Now that you’ve gotten some tools, the next step is research. Witches should invest time in read texts about witchcraft and learn about their craft. The internet has a plethora of witch blogs one can go over, and getting a feel of different experiences other witches have had is a good way to learn more about the culture. Books as well can help you delve more into the topic, and libraries usually have a few books on Wiccan culture hidden between the shelves.

After researching, the next step is practice. It might feel a little intimating at first, but take a deep breath and go for it. From Pinterest to blogs, and other websites dedicated to understanding witch culture — spells can be found almost anywhere.

Keep in mind, all spells have potential consequences and dangers to them especially if being done with malice. Always think things over before you do them.

Another thing to practice is meditation. Particularly as a green witch, meditation both calms those involved, and can act as part of inner journeying. By beginning meditation, not only does one get access to other realms, but can meditation can bind witches to the outer world that they once cut ties with.

To emphasize again, no need to rush things. Take your time with this. Figure what matches your vibe. Figure what you like and dislike. This is your journey, and no one else’s.

Witchcraft emphasizes acceptance, but those in the modern witch era have been some of the biggest advocates for both empowerment and feminism.

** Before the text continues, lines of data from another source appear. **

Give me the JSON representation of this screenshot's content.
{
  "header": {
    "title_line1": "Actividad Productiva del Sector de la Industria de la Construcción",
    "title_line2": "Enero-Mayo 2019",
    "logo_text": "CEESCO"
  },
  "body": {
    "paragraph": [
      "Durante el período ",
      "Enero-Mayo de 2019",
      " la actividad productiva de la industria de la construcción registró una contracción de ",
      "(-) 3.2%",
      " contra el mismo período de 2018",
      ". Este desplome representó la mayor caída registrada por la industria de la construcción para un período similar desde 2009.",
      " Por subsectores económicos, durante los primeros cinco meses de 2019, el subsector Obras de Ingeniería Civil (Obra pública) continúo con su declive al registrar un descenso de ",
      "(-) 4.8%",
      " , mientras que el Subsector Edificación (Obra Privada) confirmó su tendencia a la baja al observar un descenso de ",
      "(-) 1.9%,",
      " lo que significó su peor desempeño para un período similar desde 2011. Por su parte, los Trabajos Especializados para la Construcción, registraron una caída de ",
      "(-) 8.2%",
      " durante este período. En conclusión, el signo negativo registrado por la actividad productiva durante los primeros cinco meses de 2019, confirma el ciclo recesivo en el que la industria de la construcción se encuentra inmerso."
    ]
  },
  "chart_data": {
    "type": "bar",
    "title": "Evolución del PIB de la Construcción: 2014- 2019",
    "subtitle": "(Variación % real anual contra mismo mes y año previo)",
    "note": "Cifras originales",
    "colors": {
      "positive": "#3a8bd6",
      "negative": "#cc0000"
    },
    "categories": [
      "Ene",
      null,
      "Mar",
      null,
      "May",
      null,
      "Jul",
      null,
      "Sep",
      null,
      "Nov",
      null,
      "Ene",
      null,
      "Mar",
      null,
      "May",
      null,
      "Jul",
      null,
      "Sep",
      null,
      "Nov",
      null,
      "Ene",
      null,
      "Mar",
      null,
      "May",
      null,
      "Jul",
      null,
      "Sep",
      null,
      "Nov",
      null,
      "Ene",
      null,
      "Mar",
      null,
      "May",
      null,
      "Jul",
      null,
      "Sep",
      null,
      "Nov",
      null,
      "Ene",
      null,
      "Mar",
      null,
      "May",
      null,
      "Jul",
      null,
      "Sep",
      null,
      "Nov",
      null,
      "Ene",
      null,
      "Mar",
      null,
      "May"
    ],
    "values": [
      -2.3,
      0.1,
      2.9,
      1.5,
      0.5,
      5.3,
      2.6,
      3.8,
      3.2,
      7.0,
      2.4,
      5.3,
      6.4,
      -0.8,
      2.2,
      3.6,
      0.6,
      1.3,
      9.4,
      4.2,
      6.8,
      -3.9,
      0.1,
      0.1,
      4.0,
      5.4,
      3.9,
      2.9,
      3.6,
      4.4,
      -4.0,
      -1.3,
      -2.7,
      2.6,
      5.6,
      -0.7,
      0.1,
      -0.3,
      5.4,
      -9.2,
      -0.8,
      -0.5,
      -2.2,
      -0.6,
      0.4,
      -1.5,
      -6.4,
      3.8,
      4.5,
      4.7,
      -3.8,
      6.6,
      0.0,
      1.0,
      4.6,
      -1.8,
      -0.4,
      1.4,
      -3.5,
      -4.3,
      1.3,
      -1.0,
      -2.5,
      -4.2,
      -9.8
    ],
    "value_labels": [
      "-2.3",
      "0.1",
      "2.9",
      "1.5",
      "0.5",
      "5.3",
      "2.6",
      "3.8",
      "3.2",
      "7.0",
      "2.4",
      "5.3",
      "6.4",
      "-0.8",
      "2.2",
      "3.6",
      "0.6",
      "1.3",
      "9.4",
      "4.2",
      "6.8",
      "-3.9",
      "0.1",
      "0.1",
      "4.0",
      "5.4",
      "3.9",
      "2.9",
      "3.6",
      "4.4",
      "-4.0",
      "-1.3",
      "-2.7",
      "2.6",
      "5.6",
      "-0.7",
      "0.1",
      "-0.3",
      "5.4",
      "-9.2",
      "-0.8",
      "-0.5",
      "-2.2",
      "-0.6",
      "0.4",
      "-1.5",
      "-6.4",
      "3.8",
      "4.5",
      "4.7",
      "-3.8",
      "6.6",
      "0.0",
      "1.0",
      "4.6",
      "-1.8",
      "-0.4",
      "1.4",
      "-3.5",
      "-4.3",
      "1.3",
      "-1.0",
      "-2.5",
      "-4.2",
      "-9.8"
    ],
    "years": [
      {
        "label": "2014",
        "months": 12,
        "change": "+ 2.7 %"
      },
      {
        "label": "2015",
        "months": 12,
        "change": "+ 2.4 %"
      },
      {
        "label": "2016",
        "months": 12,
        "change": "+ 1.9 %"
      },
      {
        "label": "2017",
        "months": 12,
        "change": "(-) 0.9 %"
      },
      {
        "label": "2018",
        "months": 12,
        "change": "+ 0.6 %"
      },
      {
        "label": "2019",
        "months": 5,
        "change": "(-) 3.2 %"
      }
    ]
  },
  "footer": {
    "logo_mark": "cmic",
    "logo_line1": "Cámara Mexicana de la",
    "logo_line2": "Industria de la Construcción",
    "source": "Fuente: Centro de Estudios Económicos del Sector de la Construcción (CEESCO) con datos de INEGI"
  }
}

After the results of this year’s presidential election, thousands of witches came together to put a spell on President Trump. In an article released by witch, Diana Wagman by the LA Times, she explained her reasoning being, “ I don’t believe in the devil, but I do believe our country has gone to hell, and I am willing to try anything to save us.”

As well, in an article released by Huffington Post on how magic can empower women, Stacy Rapp, a modern day witch and owner of the store Enchantments described the gender equality in the community that makes it appealing to the LGBTQ+ community due to its inclusiveness compared to other spiritual communities.

Rapp also described in the article why she created her store after seeing, ‘the extreme potential to undo a lot of the negative… attitudes toward women.” There is a strong system to help combat the cruel nature of life and those in a witch’s life, and an emphasis on love and loving one’s self in order to empower young witches, abused witches, and witches looking for empowerment.

Self-love and love in general are enter points in modern witchcraft. In an interview for an article on Vice entitled, “Witches of Seattle Tell Us the Appeal of Magic,” one of the witches, Lily Kay, told Vice she defined magic as: “Intention. And seeing the love and connection that exists in this world. I would define magic as the purest form of love and joy and sharing it in a way that is intentional, that thrives.”

Witchcraft is something for all people to enjoy, as said in this Modern Witch Daily’s short comic: “Anyone can become a witch.”